Inverse Elliptic Curves Problem

[Max Alekseyev]

On Nov 27, 2007 3:30 PM, Artur <grafix at csl.pl> wrote:

> Yes I give x-coordinates of the integer points.
> Elliptic equation is more general that reduced case y^2=x^3+n but I
> don't know exact form (if I will be know I will be don't ask)

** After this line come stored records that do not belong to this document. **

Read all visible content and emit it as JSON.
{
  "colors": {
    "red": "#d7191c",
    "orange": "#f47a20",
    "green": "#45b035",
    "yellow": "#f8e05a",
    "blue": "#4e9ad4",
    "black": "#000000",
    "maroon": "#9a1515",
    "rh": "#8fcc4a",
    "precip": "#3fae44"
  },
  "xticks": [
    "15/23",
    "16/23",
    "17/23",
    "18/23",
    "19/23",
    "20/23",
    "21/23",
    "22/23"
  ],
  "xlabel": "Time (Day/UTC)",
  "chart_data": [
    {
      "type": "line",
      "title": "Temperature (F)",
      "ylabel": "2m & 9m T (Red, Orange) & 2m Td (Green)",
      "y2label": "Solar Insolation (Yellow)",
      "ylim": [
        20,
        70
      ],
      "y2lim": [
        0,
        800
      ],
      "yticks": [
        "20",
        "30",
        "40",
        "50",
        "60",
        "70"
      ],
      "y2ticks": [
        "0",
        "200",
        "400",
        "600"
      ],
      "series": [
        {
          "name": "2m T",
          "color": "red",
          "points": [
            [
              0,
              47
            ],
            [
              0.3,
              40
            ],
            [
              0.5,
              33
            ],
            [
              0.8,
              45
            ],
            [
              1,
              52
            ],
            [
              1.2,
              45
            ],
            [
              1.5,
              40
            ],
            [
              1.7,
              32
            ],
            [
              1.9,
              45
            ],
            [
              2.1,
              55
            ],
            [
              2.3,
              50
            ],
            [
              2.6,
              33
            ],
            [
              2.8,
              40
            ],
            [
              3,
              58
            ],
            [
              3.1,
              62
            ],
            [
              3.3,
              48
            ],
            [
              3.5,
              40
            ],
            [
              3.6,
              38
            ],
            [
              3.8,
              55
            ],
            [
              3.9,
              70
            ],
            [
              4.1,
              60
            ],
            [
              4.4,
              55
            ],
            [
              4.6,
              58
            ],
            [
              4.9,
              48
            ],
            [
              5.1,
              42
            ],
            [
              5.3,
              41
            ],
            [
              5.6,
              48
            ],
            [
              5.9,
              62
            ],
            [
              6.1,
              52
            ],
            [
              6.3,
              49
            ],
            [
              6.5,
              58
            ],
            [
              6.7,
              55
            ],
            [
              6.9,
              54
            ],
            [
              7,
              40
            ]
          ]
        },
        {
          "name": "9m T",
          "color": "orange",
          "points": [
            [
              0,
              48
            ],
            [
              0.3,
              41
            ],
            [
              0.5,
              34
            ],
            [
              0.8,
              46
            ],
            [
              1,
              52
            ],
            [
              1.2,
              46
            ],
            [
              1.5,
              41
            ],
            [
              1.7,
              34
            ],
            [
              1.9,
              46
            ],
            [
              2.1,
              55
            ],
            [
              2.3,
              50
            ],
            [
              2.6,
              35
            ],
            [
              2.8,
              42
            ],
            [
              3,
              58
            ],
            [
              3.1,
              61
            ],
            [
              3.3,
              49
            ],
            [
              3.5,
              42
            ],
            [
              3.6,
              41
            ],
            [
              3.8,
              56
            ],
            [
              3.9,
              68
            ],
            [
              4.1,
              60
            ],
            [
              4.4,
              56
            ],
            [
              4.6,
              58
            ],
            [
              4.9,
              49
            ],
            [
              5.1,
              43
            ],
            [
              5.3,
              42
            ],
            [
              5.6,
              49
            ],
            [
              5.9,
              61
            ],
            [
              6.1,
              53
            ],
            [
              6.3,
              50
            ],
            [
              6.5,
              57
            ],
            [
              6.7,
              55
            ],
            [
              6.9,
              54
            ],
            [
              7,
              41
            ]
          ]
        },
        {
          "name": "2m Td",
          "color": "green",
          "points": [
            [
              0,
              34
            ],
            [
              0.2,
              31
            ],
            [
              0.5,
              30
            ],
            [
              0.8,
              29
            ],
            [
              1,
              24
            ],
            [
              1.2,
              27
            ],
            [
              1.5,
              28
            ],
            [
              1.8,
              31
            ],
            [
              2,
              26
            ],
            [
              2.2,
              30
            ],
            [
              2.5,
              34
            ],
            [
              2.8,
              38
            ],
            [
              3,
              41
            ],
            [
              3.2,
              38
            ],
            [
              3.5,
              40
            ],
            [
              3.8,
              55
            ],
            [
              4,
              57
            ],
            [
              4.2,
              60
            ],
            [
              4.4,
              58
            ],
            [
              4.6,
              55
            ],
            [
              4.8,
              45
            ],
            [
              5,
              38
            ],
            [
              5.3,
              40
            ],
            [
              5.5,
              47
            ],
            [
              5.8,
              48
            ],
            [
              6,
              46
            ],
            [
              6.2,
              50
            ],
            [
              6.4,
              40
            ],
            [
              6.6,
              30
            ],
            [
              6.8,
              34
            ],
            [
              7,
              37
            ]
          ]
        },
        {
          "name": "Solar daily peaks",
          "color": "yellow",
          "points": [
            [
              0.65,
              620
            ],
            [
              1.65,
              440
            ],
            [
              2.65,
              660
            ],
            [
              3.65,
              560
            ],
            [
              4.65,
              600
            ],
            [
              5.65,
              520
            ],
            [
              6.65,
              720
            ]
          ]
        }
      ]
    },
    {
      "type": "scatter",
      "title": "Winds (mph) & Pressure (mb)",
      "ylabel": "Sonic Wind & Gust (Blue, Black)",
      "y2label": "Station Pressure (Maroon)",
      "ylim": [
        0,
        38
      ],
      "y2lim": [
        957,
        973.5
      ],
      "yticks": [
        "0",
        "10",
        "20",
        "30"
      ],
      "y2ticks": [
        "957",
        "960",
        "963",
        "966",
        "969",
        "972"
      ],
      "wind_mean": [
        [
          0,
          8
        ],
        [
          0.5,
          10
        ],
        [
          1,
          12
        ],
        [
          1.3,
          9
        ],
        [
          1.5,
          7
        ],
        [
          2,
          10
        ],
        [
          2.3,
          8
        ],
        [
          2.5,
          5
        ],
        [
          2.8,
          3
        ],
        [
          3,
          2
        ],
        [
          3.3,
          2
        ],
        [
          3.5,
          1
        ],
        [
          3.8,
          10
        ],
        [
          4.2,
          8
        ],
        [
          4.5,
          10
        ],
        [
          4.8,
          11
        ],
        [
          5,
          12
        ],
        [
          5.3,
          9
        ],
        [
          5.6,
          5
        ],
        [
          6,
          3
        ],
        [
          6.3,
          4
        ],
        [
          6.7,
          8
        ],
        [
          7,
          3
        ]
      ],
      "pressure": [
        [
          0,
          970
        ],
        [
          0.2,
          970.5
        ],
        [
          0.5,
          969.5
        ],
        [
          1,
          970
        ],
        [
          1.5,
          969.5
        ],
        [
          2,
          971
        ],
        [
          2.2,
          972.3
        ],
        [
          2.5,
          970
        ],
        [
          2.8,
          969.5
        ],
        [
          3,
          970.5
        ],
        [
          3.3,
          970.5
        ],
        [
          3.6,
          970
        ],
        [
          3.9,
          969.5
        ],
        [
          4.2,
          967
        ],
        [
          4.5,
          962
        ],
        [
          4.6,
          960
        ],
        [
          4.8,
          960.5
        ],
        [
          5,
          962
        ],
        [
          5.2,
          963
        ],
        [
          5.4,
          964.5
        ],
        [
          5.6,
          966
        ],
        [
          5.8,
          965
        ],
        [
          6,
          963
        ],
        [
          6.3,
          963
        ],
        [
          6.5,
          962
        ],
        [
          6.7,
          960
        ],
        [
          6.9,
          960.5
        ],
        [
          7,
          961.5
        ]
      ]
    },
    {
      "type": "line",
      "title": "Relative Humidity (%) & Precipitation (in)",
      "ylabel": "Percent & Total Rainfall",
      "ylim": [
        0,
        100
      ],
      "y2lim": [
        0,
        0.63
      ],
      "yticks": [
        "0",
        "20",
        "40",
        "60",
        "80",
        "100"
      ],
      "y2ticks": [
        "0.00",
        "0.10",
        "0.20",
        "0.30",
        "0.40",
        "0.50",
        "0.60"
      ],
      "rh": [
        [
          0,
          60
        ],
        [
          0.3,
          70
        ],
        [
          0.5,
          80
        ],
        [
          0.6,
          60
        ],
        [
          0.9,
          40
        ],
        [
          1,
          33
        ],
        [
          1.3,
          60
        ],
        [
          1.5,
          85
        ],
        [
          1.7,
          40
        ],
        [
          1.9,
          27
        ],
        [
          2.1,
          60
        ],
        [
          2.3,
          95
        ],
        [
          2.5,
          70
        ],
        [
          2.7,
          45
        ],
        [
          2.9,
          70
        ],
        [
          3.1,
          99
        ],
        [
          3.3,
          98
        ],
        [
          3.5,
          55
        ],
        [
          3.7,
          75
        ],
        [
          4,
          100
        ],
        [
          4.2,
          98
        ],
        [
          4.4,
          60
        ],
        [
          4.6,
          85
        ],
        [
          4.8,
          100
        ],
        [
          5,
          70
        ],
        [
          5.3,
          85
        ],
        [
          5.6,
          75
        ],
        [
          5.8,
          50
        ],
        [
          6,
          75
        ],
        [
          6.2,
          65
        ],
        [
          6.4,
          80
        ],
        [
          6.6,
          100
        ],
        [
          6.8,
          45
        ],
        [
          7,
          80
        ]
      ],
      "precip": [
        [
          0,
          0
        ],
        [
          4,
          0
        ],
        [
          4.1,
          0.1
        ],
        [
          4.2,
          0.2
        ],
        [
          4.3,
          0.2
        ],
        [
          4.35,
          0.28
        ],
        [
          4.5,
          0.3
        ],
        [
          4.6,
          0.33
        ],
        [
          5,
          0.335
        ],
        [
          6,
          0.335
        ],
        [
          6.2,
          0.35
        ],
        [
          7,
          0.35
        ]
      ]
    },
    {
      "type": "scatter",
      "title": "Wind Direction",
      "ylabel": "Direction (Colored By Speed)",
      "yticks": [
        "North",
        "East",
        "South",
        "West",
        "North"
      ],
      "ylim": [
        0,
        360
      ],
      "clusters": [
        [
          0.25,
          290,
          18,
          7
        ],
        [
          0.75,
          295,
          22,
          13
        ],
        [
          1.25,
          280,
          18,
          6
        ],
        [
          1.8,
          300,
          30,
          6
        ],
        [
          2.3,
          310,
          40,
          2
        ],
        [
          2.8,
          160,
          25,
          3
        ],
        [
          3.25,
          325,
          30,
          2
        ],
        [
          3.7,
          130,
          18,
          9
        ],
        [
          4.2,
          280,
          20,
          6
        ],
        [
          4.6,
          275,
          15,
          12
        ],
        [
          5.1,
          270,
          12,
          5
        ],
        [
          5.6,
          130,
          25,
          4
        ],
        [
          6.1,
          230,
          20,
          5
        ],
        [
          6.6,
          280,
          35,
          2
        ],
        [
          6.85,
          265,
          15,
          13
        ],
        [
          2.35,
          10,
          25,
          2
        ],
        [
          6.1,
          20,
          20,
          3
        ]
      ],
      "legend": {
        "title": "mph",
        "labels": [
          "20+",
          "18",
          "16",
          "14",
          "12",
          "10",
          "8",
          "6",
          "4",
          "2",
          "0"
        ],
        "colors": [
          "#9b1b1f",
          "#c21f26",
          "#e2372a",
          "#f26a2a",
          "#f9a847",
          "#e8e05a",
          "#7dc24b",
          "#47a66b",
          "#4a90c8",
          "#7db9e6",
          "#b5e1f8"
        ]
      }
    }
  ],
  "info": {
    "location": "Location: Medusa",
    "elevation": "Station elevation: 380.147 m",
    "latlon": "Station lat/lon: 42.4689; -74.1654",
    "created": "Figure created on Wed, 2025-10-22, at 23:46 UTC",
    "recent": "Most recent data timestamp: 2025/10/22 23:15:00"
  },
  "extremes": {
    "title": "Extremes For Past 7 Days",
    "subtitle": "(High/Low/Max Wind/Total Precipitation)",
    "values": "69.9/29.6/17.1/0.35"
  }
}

For a general form of elliptic curves see
http://mathworld.wolfram.com/EllipticCurve.html

For the special case of y^2=x^3+n, your problem has a simple (or no) solution.
Namely, substitute the x-coordinates that you have in mind into this
equation to get a system of equations:
y1^2 = x1^3 + n
y2^2 = x2^3 + n
...
yk^2 = xk^3 + n
where y1,y2,...,yk,n are unknowns.
Taking the difference of any two equations i, j, you'll get:
yi^2 - yj^2 = xi^3 - xj^3
or
(yi-yj)(yi+yj) = xi^3 - xj^3.
All solutions to this equation come from the prime factorization of
xi^3 - xj^3. For any (positive or negative) divisor d of xi^3 - xj^3
of the same oddness with its co-divisor d'=(xi^3 - xj^3)/d, we have a
solution:
yi = (d+d')/2
yj = (d'-d)/2.

For each pair of original equations (i,j), find all solutions (yi,yj)
and represent then as edges in a k-partite graph G that connect a
vertex yi from i-th path with a vertex yj from j-th part.
The system of equations has a solution if and only if you have a
clique of size k in G. Each such clique gives values (y1,y2,...,yk)
that is a solution to the system (the value of n is derived easily),
and vice versa.

Regards,
Max